Skoro smarowanie łańcucha jest nie potrzebne to po co lejecie olej do silnika ?
Czym się różni np panewka od rolki , obydwie robią podobną robotę.
Wszędzie gdzie jest tarcie poślizg ma znaczenie to zwyczajna fizyka bez ubarwień producenta czy pomysłowości użytkownika.
Teraz trochę liczb.
Na smarowanym łańcuchu zrobiłem już ok 50tyskm z obserwacji wynika że do 60 dojeździ.
Smaruję hipolem który kosztuje kilkanaście zł za litr i wystarcza na tak długo że koszt tego smarowania jest całkowicie pomijalny bo wynosi ok 15 groszy za jedno smarowanie.

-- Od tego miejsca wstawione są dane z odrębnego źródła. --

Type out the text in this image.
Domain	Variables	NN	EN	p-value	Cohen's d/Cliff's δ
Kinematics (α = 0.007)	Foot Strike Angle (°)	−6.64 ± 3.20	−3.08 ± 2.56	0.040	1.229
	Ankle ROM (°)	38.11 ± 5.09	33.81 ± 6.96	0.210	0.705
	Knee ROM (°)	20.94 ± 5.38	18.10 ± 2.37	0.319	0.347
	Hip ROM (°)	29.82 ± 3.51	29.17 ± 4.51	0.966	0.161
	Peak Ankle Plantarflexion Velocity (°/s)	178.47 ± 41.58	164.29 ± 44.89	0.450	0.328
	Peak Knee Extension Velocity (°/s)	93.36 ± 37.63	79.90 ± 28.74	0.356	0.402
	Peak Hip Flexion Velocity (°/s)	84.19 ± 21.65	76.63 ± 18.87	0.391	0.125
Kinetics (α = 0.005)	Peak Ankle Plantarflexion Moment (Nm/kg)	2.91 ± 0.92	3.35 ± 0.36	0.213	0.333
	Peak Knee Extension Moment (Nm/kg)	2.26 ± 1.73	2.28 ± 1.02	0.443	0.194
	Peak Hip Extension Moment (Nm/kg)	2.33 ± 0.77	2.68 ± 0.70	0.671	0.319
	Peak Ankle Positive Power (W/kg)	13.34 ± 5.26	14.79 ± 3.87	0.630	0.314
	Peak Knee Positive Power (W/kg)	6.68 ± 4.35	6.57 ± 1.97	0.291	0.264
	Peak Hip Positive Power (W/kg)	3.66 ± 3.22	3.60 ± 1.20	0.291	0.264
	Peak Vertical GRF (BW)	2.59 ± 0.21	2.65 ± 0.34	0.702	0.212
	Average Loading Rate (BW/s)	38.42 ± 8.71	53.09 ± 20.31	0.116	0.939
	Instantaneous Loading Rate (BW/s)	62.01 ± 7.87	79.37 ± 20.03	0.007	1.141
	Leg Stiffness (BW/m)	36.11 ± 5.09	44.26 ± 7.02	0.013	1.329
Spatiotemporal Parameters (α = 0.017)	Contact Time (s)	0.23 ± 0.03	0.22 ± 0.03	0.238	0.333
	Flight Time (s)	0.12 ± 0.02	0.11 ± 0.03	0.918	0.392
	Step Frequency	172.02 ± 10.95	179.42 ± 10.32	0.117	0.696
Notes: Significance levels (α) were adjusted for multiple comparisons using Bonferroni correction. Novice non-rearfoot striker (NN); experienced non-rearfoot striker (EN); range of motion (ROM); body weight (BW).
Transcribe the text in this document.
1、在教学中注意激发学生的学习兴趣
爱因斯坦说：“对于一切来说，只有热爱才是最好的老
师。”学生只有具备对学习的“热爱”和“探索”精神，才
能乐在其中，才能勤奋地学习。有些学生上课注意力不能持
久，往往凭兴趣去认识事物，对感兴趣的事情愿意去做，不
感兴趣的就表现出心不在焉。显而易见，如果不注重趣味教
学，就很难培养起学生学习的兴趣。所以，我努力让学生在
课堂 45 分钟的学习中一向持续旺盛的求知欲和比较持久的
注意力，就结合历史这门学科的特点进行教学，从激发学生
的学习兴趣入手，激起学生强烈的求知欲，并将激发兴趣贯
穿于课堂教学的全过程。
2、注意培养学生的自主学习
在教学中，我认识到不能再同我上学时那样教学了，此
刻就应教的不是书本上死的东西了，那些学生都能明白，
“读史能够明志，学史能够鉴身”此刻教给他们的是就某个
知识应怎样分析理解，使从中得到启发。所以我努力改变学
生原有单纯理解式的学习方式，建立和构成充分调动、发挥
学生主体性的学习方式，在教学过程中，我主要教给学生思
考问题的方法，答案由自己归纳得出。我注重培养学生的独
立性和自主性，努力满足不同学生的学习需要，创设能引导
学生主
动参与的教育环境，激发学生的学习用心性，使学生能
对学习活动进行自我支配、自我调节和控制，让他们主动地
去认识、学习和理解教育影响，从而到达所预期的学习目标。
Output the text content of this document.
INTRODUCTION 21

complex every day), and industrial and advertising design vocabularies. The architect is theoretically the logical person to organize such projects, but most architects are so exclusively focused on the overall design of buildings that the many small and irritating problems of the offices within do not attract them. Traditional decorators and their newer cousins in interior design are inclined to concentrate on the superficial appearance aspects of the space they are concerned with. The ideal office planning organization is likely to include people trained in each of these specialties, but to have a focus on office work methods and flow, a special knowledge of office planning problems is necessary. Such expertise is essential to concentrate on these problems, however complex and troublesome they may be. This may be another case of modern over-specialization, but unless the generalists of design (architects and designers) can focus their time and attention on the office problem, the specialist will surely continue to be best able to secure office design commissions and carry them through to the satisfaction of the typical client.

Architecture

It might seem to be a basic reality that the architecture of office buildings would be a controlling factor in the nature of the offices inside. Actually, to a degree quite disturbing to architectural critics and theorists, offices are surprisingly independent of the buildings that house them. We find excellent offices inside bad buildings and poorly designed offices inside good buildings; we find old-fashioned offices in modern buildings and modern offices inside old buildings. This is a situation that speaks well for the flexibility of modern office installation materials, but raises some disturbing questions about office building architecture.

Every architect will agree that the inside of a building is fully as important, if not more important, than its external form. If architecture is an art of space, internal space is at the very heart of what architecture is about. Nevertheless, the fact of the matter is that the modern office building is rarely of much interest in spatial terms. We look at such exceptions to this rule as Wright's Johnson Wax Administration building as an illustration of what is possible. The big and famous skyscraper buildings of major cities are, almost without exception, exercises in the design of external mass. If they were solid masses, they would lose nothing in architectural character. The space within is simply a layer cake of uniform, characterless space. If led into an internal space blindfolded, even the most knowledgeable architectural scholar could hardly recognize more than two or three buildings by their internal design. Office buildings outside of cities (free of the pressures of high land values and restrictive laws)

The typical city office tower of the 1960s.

Smarowanie sprejami to już inna bajka , wychodzi że jedno psikanie kosztuje powiedzmy ok 4zł zależnie od ceny puszki , robiąc to co 400km daje nam koszt ok 560zł za smarowanie psikaczami.
Za tą kwotę można sobie kupić drugi napęd.
Jeżdżąc bez smarowania napęd wytrzyma generalnie krócej , zależnie od sposobu eksploatacji powiedzmy niech zrobi połowę czyli 30tyskm.
W/g tych opcji czy się smaruje czy na sucho koszt zrobienia 60tyskm psikając sprejami jest podobny.
Smarowanie niemal darmowe czyli hipolem daje zysk oczywisty.
Psikanie sprejami z uwagi na koszty zakupu nie wnosi ani zysku ani straty.
Wybór jak zwykle należy do użytkownika.